Gaarrr an Teed Cajun Tastes

The Cajuns originated in the South of France, emigrated to Nova Scotia, and then were displaced in the mid-1700’s by the British, many of them migrating to Louisiana.  So, Cajun cooking is really French country cooking, embellished with American ingredients.  The large French population in Louisiana embraced the Arcadians, and the culture was one of fishing, trapping, and farming.  Many recipes simply include what is available, often game or fresh seafood.  The seasonings feature File powder (sassafras), parsley, bay leaves (American bay laurel), cayenne and black pepper with a variety of other hot or sweet peppers.

Jacques Gaspard, Real Cajun Recipes, and the original chef Paul Pruhomme, a Cajun descendant, books and recipes are all good sources of authentic Cajun cooking.  There is a distinction between the Cajun and the Creole cultures of Louisiana, with the latter including many other cultures such as African, Native American, Italian, and Spanish along with the French base.  Generally, Creole cooking is city-cooking, more complex and sophisticated than the older French Cajun style.

The Trinity” of Cajun cooking – bell pepper, onion, and celery, can be used in almost everything.  Just chop it all up, and add to the base of soups, stews, roasts, sauces.  The proportions of the ingredients bring different flavors to each recipe.  Many kinds of hot and sweet peppers grow wild in Louisiana, and these were incorporated in the early years of the Acadians’ adaption to the area.  There are banana, bell, Tabasco, jalapeno, cayenne or finger-chilis, and birds-eye cherry peppers.  Most are used fresh, with black and white peppers usually used dried and ground, and also cayenne is used both ways.

A key to blending the seasonings is also in the longer cooking methods that are traditional to Cajun-style cuisine.  Often, part of the base-seasonings are “caramelized” and then the rest added much later, to refine the taste and add a fresh edge to the mix.

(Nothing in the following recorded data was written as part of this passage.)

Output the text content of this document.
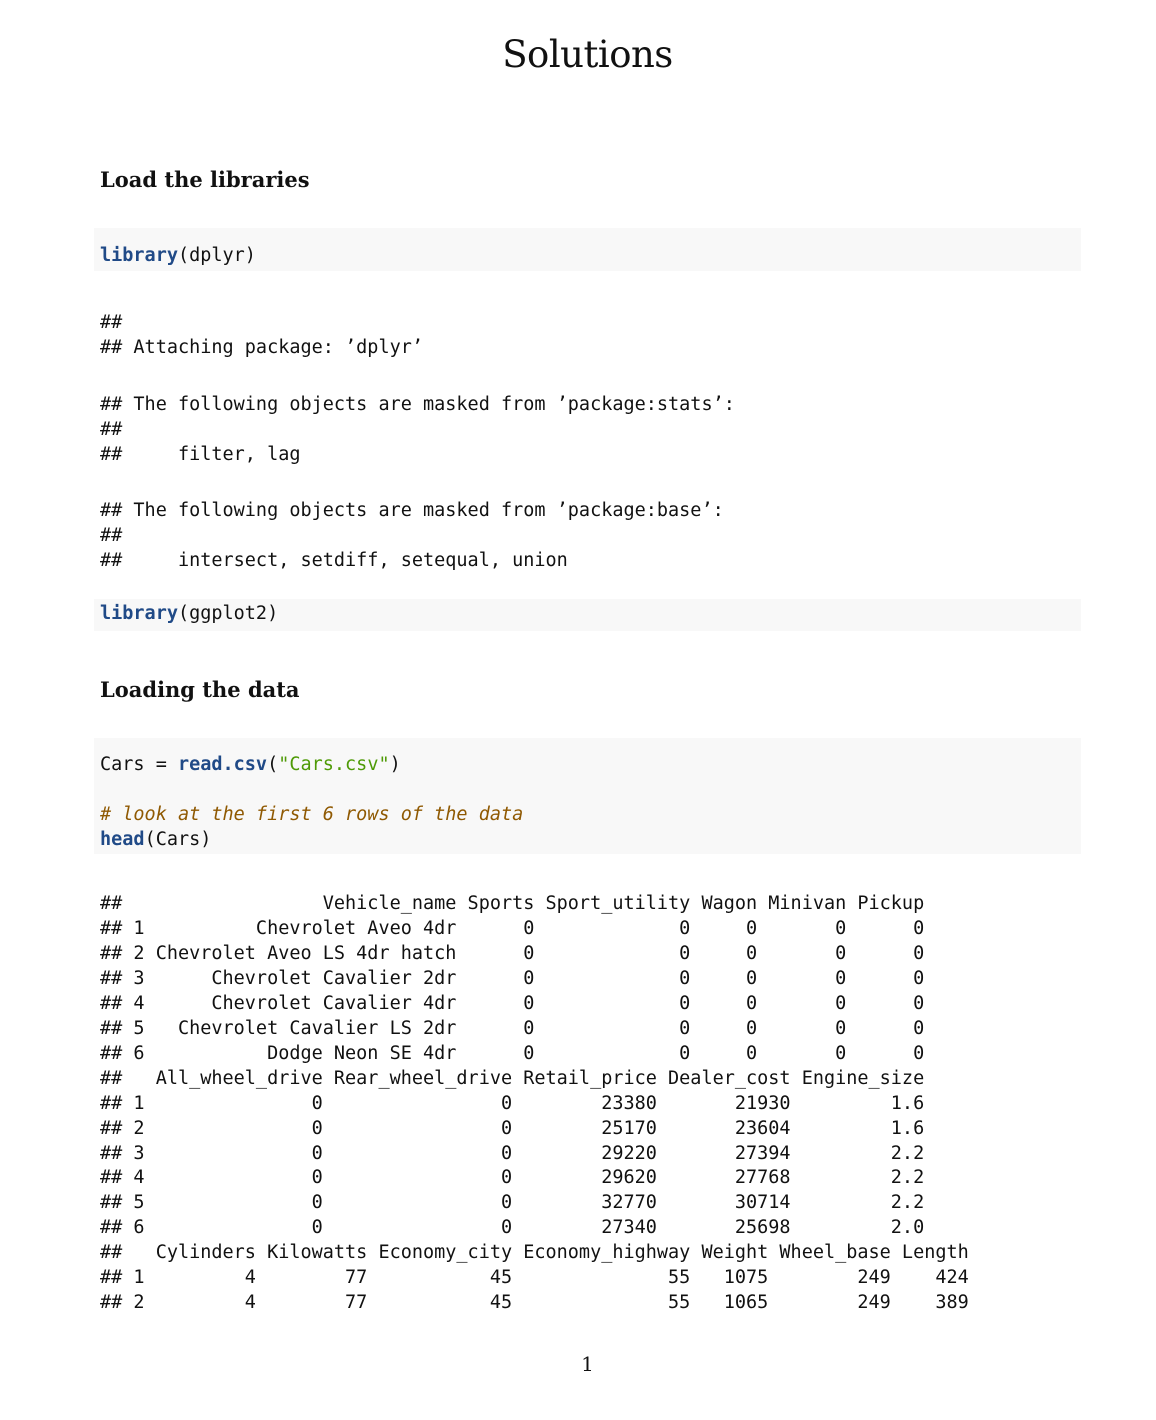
Solutions
Load the libraries
library(dplyr)
##
## Attaching package: ’dplyr’
## The following objects are masked from ’package:stats’:
##
##     filter, lag
## The following objects are masked from ’package:base’:
##
##     intersect, setdiff, setequal, union
library(ggplot2)
Loading the data
Cars = read.csv("Cars.csv")
# look at the first 6 rows of the data
head(Cars)
##                  Vehicle_name Sports Sport_utility Wagon Minivan Pickup
## 1          Chevrolet Aveo 4dr      0             0     0       0      0
## 2 Chevrolet Aveo LS 4dr hatch      0             0     0       0      0
## 3      Chevrolet Cavalier 2dr      0             0     0       0      0
## 4      Chevrolet Cavalier 4dr      0             0     0       0      0
## 5   Chevrolet Cavalier LS 2dr      0             0     0       0      0
## 6           Dodge Neon SE 4dr      0             0     0       0      0
##   All_wheel_drive Rear_wheel_drive Retail_price Dealer_cost Engine_size
## 1               0                0        23380       21930         1.6
## 2               0                0        25170       23604         1.6
## 3               0                0        29220       27394         2.2
## 4               0                0        29620       27768         2.2
## 5               0                0        32770       30714         2.2
## 6               0                0        27340       25698         2.0
##   Cylinders Kilowatts Economy_city Economy_highway Weight Wheel_base Length
## 1         4        77           45              55   1075        249    424
## 2         4        77           45              55   1065        249    389
1
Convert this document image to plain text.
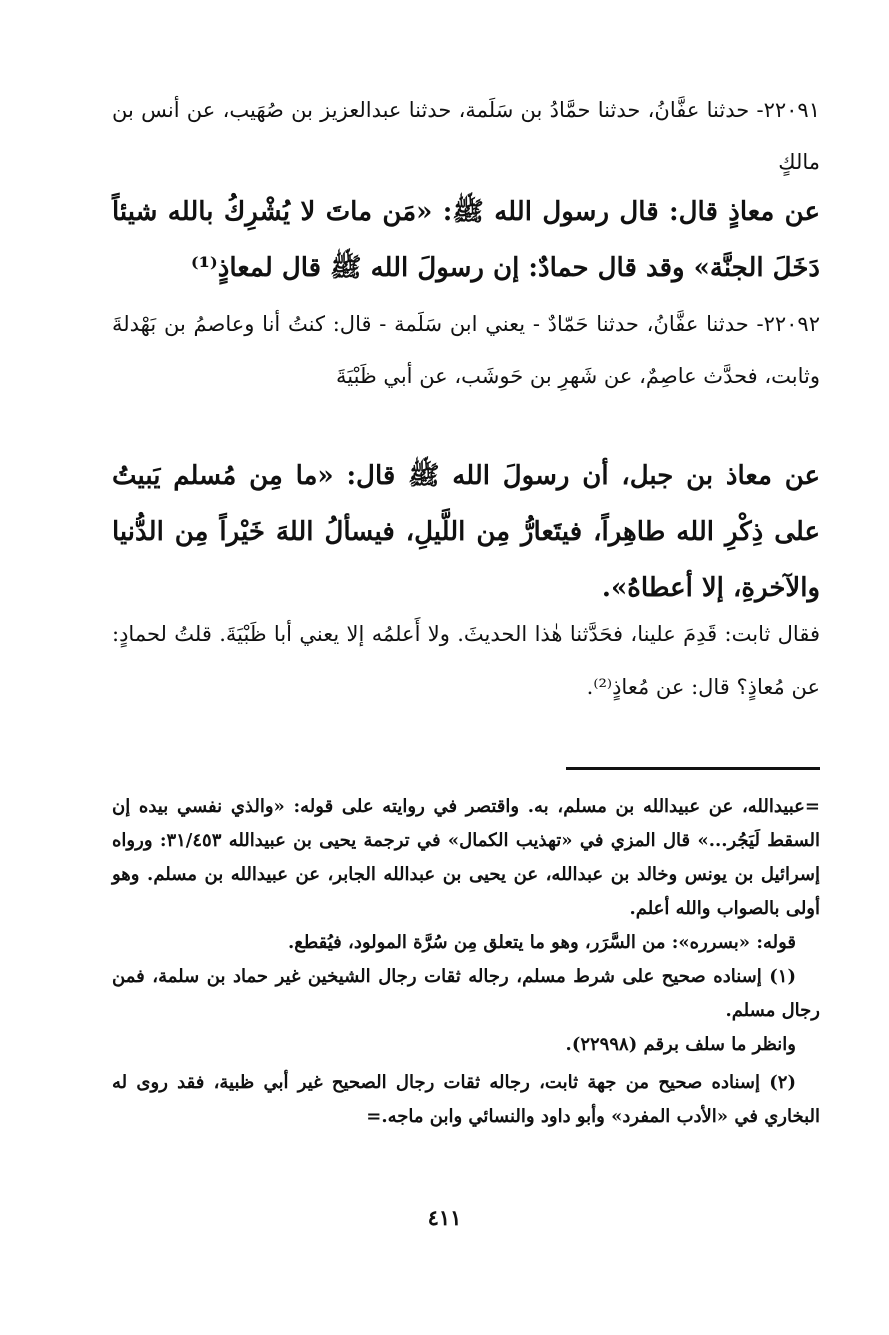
٢٢٠٩١- حدثنا عفَّانُ، حدثنا حمَّادُ بن سَلَمة، حدثنا عبدالعزيز بن صُهَيب، عن أنس بن مالكٍ

عن معاذٍ قال: قال رسول الله ﷺ: «مَن ماتَ لا يُشْرِكُ بالله شيئاً دَخَلَ الجنَّة» وقد قال حمادٌ: إن رسولَ الله ﷺ قال لمعاذٍ⁽¹⁾

٢٢٠٩٢- حدثنا عفَّانُ، حدثنا حَمّادٌ - يعني ابن سَلَمة - قال: كنتُ أنا وعاصمُ بن بَهْدلةَ وثابت، فحدَّث عاصِمٌ، عن شَهرِ بن حَوشَب، عن أبي ظَبْيَةَ

عن معاذ بن جبل، أن رسولَ الله ﷺ قال: «ما مِن مُسلم يَبيتُ على ذِكْرِ الله طاهِراً، فيتَعارُّ مِن اللَّيلِ، فيسألُ اللهَ خَيْراً مِن الدُّنيا والآخرةِ، إلا أعطاهُ».

فقال ثابت: قَدِمَ علينا، فحَدَّثنا هٰذا الحديثَ. ولا أَعلمُه إلا يعني أبا ظَبْيَةَ. قلتُ لحمادٍ: عن مُعاذٍ؟ قال: عن مُعاذٍ⁽²⁾.

=عبيدالله، عن عبيدالله بن مسلم، به. واقتصر في روايته على قوله: «والذي نفسي بيده إن السقط لَيَجُر...» قال المزي في «تهذيب الكمال» في ترجمة يحيى بن عبيدالله ٣١/٤٥٣: ورواه إسرائيل بن يونس وخالد بن عبدالله، عن يحيى بن عبدالله الجابر، عن عبيدالله بن مسلم. وهو أولى بالصواب والله أعلم.

قوله: «بسرره»: من السَّرَر، وهو ما يتعلق مِن سُرَّة المولود، فيُقطع.

(١) إسناده صحيح على شرط مسلم، رجاله ثقات رجال الشيخين غير حماد بن سلمة، فمن رجال مسلم.

وانظر ما سلف برقم (٢٢٩٩٨).

(٢) إسناده صحيح من جهة ثابت، رجاله ثقات رجال الصحيح غير أبي ظبية، فقد روى له البخاري في «الأدب المفرد» وأبو داود والنسائي وابن ماجه.=

٤١١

Cajun cooking relies upon the distinct seasonings and the endless variations allowed.  The creative cook can make anything delightful, as long as fresh ingredients and a mix of spices and herbs.  Along with the above-mentioned classics, sage, garlic and mustard are often included in traditional Cajun cookery. Note that the sassafras file powder, ground from young leaves of the tree, is a seasoning as well as a thickening agent.

Cajun cooking perhaps became most globally known in the late 1970’s as Paul Prudhomme came into fame, but Justin Wilson was also in the running, having written seven Cajun cookbooks around the same time and filmed cooking shows through the next three decades.  Everyone who enjoys good food, and/or grew up in Louisiana, is aware of the unique tastes of Cajun seasonings.